Working hard to know your neighbor's margins: Local descriptor learning loss
This work addresses the need for efficient and high-performing local descriptors in computer vision tasks like stereo matching and retrieval, offering an incremental improvement over existing methods.
The paper tackles the problem of learning local feature descriptors by introducing a novel loss function inspired by Lowe's matching criterion, which maximizes the distance between the closest positive and negative patches in a batch. The result is a compact 128-dimensional descriptor that achieves state-of-the-art performance in wide baseline stereo, patch verification, and instance retrieval benchmarks, with computation taking about 1 millisecond on a low-end GPU.

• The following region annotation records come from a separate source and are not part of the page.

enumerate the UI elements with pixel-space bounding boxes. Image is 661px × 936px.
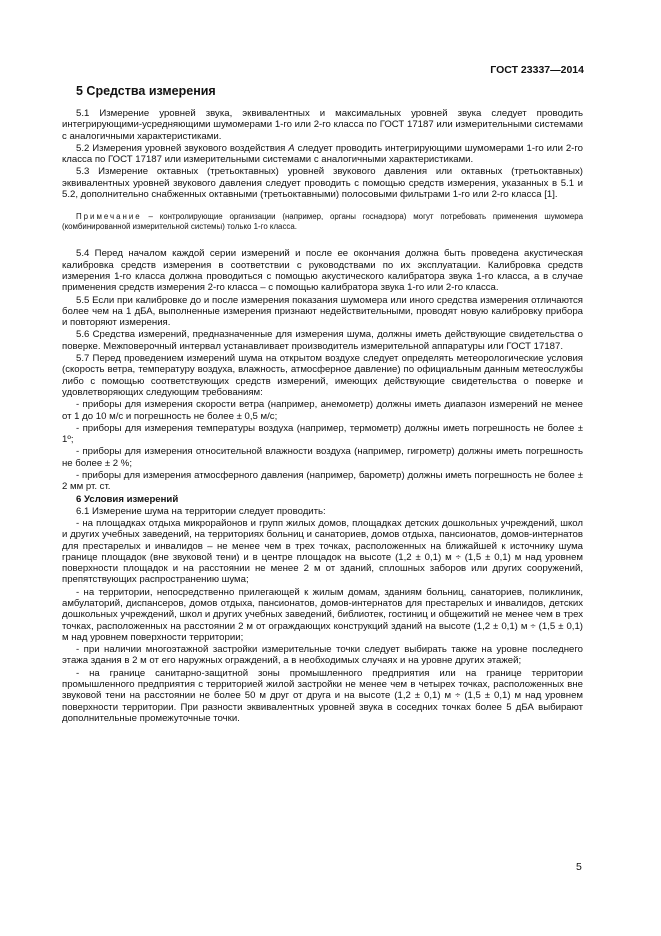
paragraph-5-3: 5.3 Измерение октавных (третьоктавных) уровней звукового давления или октавных (третьоктавных) эквивалентных уровней звукового давления следует проводить с помощью средств измерения, указанных в 5.1 и 5.2, дополнительно снабженных октавными (третьоктавными) полосовыми фильтрами 1-го или 2-го класса [1]. — [62, 166, 583, 201]
list-item-humidity: - приборы для измерения относительной влажности воздуха (например, гигрометр) должны иметь погрешность не более ± 2 %; — [62, 446, 583, 469]
paragraph-6-1: 6.1 Измерение шума на территории следует проводить: — [76, 505, 326, 517]
list-item-recreation-areas: - на площадках отдыха микрорайонов и групп жилых домов, площадках детских дошкольных учреждений, школ и других учебных заведений, на территориях больниц и санаториев, домов отдыха, пансионатов, домов-интернатов для престарелых и инвалидов – не менее чем в трех точках, расположенных на ближайшей к источнику шума границе площадок (вне звуковой тени) и в центре площадок на высоте (1,2 ± 0,1) м ÷ (1,5 ± 0,1) м над уровнем поверхности площадок и на расстоянии не менее 2 м от зданий, сплошных заборов или других сооружений, препятствующих распространению шума; — [62, 517, 583, 586]
paragraph-5-2-start: 5.2 Измерения уровней звукового воздействия — [76, 142, 289, 154]
note — [62, 212, 583, 232]
paragraph-5-7: 5.7 Перед проведением измерений шума на открытом воздухе следует определять метеорологические условия (скорость ветра, температуру воздуха, влажность, атмосферное давление) по официальным данным метеослужбы либо с помощью соответствующих средств измерений, имеющих действующие свидетельства о поверке и удовлетворяющих следующим требованиям: — [62, 353, 583, 398]
paragraph-5-6: 5.6 Средства измерений, предназначенные для измерения шума, должны иметь действующие свидетельства о поверке. Межповерочный интервал устанавливает производитель измерительной аппаратуры или ГОСТ 17187. — [62, 329, 583, 352]
paragraph-5-4: 5.4 Перед началом каждой серии измерений и после ее окончания должна быть проведена акустическая калибровка средств измерения в соответствии с руководствами по их эксплуатации. Калибровка средств измерения 1-го класса должна проводиться с помощью акустического калибратора звука 1-го класса, а в случае применения средств измерения 2-го класса – с помощью калибратора звука 1-го или 2-го класса. — [62, 248, 583, 294]
section-5-title: 5 Средства измерения — [76, 84, 216, 98]
paragraph-5-2 — [62, 143, 583, 166]
symbol-a: А — [288, 142, 295, 154]
paragraph-5-1: 5.1 Измерение уровней звука, эквивалентных и максимальных уровней звука следует проводить интегрирующими-усредняющими шумомерами 1-го или 2-го класса по ГОСТ 17187 или измерительными системами с аналогичными характеристиками. — [62, 108, 583, 142]
list-item-multistorey: - при наличии многоэтажной застройки измерительные точки следует выбирать также на уровне последнего этажа здания в 2 м от его наружных ограждений, а в необходимых случаях и на уровне других этажей; — [62, 644, 583, 667]
list-item-temperature: - приборы для измерения температуры воздуха (например, термометр) должны иметь погрешность не более ± 1º; — [62, 422, 583, 446]
list-item-sanitary-zone: - на границе санитарно-защитной зоны промышленного предприятия или на границе территории промышленного предприятия с территорией жилой застройки не менее чем в четырех точках, расположенных вне звуковой тени на расстоянии не более 50 м друг от друга и на высоте (1,2 ± 0,1) м ÷ (1,5 ± 0,1) м над уровнем поверхности территории. При разности эквивалентных уровней звука в соседних точках более 5 дБА выбирают дополнительные промежуточные точки. — [62, 667, 583, 724]
section-6-title: 6 Условия измерений — [76, 493, 179, 505]
page-body — [62, 84, 583, 725]
document-code: ГОСТ 23337—2014 — [490, 64, 584, 76]
list-item-wind: - приборы для измерения скорости ветра (например, анемометр) должны иметь диапазон измерений не менее от 1 до 10 м/с и погрешность не более ± 0,5 м/с; — [62, 399, 583, 422]
list-item-adjacent-territory: - на территории, непосредственно прилегающей к жилым домам, зданиям больниц, санаториев, поликлиник, амбулаторий, диспансеров, домов отдыха, пансионатов, домов-интернатов для престарелых и инвалидов, детских дошкольных учреждений, школ и других учебных заведений, библиотек, гостиниц и общежитий не менее чем в трех точках, расположенных на расстоянии 2 м от ограждающих конструкций зданий на высоте (1,2 ± 0,1) м ÷ (1,5 ± 0,1) м над уровнем поверхности территории; — [62, 586, 583, 643]
paragraph-5-2-end: следует проводить интегрирующими шумомерами 1-го или 2-го класса по ГОСТ 17187 или измерительными системами с аналогичными характеристиками. — [62, 142, 584, 166]
note-text: – контролирующие организации (например, органы госнадзора) могут потребовать применения шумомера (комбинированной измерительной системы) только 1-го класса. — [62, 212, 583, 232]
note-label: Примечание — [76, 212, 142, 222]
page-number: 5 — [576, 861, 582, 873]
list-item-pressure: - приборы для измерения атмосферного давления (например, барометр) должны иметь погрешность не более ± 2 мм рт. ст. — [62, 470, 583, 493]
paragraph-5-5: 5.5 Если при калибровке до и после измерения показания шумомера или иного средства измерения отличаются более чем на 1 дБА, выполненные измерения признают недействительными, проводят новую калибровку прибора и повторяют измерения. — [62, 294, 583, 329]
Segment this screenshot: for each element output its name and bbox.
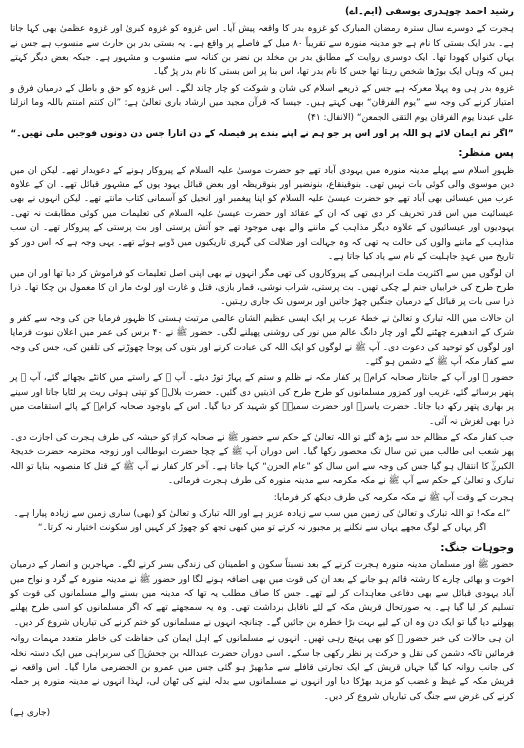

We introduce a novel loss for learning local feature descriptors which is inspired by the Lowe's matching criterion for SIFT. We show that the proposed loss that maximizes the distance between the closest positive and closest negative patch in the batch is better than complex regularization methods; it works well for both shallow and deep convolution network architectures. Applying the novel loss to the L2Net CNN architecture results in a compact descriptor -- it has the same dimensionality as SIFT (128) that shows state-of-art performance in wide baseline stereo, patch verification and instance retrieval benchmarks. It is fast, computing a descriptor takes about 1 millisecond on a low-end GPU.